CONSTITUTION then lay at Syracuse, Sicily, where skipper CAPT Edward Preble was occupied with the problem of obtaining gunboats for the blockade.  His entreaties to the US Consul in Messina related his suspicions that to accomplish that task, a personal visit to Naples would be necessary.  He was heartened with a letter from LT Charles Stewart, then commanding USS SYREN, 16, relating the capture the day before of the Tripolitan brig Transfer.  A survey of her hull, rigging, cables, anchors, sails, boats, and cargo of military stores had proven her to be a legitimate prize.

Elsewhere, US Consul James Simpson in Tangier received a letter from Mulai Suleiman, Emperor of Morocco, with whom a treaty of amity had been ratified five months earlier.  The letter thanked the United States for gun carriages received by the Emperor as partial fulfillment of the treaty obligations, describing the gift as, “fresh proof of your diligence and of the friendship of your Nation towards us, which we will at all times bear in mind.”  The Emperor concluded with thanks to the “only God,” on “this 28th day if Dulkaada the Blessed, 1218,” (corresponding to 18 March 1804 on the American calendar).

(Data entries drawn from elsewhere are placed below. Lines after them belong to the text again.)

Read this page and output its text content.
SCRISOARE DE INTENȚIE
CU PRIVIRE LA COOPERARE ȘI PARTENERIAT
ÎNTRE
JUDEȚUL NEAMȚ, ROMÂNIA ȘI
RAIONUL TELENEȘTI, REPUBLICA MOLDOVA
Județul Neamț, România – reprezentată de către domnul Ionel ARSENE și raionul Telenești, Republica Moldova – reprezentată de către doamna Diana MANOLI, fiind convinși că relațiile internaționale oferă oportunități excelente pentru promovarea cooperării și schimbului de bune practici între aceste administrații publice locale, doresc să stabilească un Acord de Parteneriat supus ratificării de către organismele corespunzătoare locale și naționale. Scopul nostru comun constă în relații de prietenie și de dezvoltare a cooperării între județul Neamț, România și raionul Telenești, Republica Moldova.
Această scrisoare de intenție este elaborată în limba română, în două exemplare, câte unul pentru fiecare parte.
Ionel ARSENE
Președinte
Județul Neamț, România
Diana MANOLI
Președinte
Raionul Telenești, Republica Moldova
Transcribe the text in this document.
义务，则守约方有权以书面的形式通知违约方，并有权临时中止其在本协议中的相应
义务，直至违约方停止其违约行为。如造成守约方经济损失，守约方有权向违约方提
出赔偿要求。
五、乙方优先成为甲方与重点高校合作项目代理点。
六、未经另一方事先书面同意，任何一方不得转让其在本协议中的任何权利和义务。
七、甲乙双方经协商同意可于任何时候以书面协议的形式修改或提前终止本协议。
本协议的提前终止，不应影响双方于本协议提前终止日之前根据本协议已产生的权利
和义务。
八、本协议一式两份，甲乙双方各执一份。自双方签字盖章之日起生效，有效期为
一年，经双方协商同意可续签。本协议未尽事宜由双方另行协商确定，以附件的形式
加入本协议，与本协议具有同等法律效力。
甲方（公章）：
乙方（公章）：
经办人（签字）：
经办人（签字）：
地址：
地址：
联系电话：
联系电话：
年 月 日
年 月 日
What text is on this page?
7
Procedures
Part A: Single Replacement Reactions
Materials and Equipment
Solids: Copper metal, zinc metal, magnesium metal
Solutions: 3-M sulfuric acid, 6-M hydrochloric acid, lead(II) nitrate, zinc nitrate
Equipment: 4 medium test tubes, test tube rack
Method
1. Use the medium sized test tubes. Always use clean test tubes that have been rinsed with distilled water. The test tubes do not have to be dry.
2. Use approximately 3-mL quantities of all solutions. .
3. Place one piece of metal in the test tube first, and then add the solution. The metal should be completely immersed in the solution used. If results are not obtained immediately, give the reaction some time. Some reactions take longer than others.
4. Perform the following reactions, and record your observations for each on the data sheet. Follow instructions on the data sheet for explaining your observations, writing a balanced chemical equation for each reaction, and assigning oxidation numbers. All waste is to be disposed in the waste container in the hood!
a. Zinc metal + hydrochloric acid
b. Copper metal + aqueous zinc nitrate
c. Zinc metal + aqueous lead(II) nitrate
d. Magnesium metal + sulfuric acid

Apparently little has changed in two centuries of Navy life!

Watch for more “Today in Naval History”  24 MAR 26

CAPT James Bloom, Ret.

Cooney, David M.  A Chronology of the U.S. Navy:  1775-1965.  New York, NY: Franklin Watts, Inc., 1965, p. 26.

“Letter to CAPT Edward Preble, U.S. Navy, from LT Charles Stewart, U.S. Navy.”  IN: Naval Documents Related to the United States War with the Barbary Powers, Vol III, Naval Operations Including Diplomatic Background from September 1803 through March 1804.  Washington, DC: GPO, 1941, p. 495-96.

“Letter to James Simpson, U.S. Consul, Tangier, Morocco, from the Emperor of Morocco.”  Op. cit., p. 498.

“Letter to Nancy Doane from Midshipman Henry Wadsworth, dtd. 17 March, 1804.”  Op. cit., p. 495.

“Letter to Secretary of the Navy from CAPT Edward Preble, U.S. Navy.”  Op. cit., p. 496-97.

ADDITIONAL NOTES:  Transfer had formerly operated as a French and British privateer and carried 10 guns at the time of her capture.  She was taken into the US Navy and placed in service under the name USS SCOURGE, 16.

          ARGUS had been dispatched on a solo mission to Gibraltar to keep an eye on another Barbary State, Morocco, and her conduct thereon had earned the praise of British in Gibraltar.  Though at various times Sicily had been an independent kingdom, at this time Sicily was under the rule of King Ferdinand IV and Queen Maria Carolina, the regents of the Kingdom of Naples.  Bombardment of Tripoli (for the third time) did ultimately become necessary in August 1804, in yet another effort to compel the release of ransomed sailors.